労働契約法と労働基準法の違い

 この3月1日に「労働契約法」が施行された。これは労働契約をめぐる民事的なルールを整理したものである。でも、労働基準法はあるのに、なぜ労働契約法が必要なのか、労働基準法とどこがどう違うのか、その区別がよくわからない人が多い。

 労働契約法は、労働契約に関する民事的なルールである。内容については詳しくは述べないが、いちばん大きなポイントは、労働条件の変更は原則として労働者の合意が必要であるということが、法律の条文で明記された点だろう。双方契約の合意原則というのは、民法上は当たり前のことであり、判例法理でも確立されてきた。これ自体には目新しさはない。しかし、労働法規に明記された点は大きい。

 そして、ポイントはそれだけに止まらない。その合意がない場合は、就業規則の変更された規定が合理的であり、かつ周知されていれば、その規定は法規範性を持ち、労働者はその規定の適用を免れないということも、法律の条文で明らかされた。これも秋北バス事件などの判例法理で確立されてきた考え方であり、それが労働法規に入ってきた。

 ここで問題は、この合理性の有無を誰が判断するのかということだ。それは具体的な争いが裁判所に持ち込まれ、そこで判断されることになる。もちろん、これまでの判例法理で示されている基準も参考にはなるが、それが直接的に労使を拘束する力はない。誰かが、司法という公の場に異議申立てをして初めて、合理性が判断され、労使を拘束する判決が下される。
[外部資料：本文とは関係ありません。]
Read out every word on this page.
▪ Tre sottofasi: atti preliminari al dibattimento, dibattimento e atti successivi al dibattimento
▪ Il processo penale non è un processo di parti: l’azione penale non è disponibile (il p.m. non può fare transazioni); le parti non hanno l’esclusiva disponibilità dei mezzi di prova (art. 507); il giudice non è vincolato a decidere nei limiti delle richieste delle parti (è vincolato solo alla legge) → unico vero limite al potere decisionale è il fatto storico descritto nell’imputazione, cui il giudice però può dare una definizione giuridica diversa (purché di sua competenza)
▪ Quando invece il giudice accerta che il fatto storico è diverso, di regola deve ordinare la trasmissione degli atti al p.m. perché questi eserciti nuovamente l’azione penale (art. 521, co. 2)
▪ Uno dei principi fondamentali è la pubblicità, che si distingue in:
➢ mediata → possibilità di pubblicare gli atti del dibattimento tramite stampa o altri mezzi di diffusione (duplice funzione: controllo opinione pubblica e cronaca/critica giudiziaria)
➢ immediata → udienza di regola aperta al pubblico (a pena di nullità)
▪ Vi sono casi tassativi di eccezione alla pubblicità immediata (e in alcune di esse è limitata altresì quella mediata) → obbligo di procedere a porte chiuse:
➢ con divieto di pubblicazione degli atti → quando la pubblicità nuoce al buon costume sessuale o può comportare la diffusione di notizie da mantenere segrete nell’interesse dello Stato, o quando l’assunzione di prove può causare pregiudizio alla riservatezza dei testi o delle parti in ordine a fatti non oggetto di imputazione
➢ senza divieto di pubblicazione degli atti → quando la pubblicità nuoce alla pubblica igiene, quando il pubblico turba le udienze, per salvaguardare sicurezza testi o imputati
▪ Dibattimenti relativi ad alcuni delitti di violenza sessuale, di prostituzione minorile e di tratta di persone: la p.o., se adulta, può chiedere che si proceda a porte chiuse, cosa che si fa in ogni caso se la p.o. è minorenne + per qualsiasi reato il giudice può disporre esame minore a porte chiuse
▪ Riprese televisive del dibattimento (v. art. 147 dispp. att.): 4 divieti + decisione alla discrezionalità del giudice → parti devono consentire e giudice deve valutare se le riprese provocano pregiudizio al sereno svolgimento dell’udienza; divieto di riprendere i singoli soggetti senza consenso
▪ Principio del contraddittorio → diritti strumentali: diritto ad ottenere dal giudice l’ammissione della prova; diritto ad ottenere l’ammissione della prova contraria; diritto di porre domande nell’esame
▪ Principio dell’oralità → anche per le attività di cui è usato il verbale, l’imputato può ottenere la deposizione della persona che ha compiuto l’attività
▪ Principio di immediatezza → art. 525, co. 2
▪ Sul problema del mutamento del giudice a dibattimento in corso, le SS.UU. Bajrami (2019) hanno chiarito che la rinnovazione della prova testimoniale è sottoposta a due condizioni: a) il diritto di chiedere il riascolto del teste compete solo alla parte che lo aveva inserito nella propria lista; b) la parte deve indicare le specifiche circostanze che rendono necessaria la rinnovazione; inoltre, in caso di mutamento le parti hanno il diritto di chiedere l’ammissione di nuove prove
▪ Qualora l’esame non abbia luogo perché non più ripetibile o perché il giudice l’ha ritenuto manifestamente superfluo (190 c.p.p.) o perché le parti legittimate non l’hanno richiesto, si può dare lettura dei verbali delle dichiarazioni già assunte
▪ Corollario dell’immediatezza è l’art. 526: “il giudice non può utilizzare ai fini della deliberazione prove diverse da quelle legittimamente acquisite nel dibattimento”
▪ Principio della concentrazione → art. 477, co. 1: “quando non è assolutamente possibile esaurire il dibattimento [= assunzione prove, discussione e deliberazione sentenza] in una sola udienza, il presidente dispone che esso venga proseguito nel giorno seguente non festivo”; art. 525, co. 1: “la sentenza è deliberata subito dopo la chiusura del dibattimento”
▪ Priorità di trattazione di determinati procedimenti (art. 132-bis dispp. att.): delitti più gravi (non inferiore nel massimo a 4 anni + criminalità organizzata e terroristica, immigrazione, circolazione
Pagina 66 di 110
 つまり、労働契約法が定めた民事的ルールというものは、このような性格のものである。あくまでルールを取り決めたものだから、直接的に労働条件の合理性までは規定しないのである。その意味では、役割は民法と同じである。無視はできないけれども、基本的には当事者の納得性が基本だ。ただし、争いごとになると、労働契約法は交通整理役として大きな役割を担うことになる。

 一方、労働基準法は、労働契約の基準を、最低基準として直接的に規定している。その違反に対しては刑罰が課される強行法規なので、その拘束力は絶対的である。いちいち裁判所にお伺いを立てるという性質のものではない。労基法違反は取り締まり機関によって是正される。ここでは、当事者の納得性などは無関係なのである。

 労働契約法の条文を読むと、あまりピンとこないことも多いだろう。それは民事的ルールであるがゆえに、労働基準法のように具体的に書かれていないからだ。判例法理を整理しただけだとの批判も聞こえてくる。しかし、この労働契約法をどう生かすかは、関係者の問題である。法律として成立した点は大きく評価すべきことのように思える。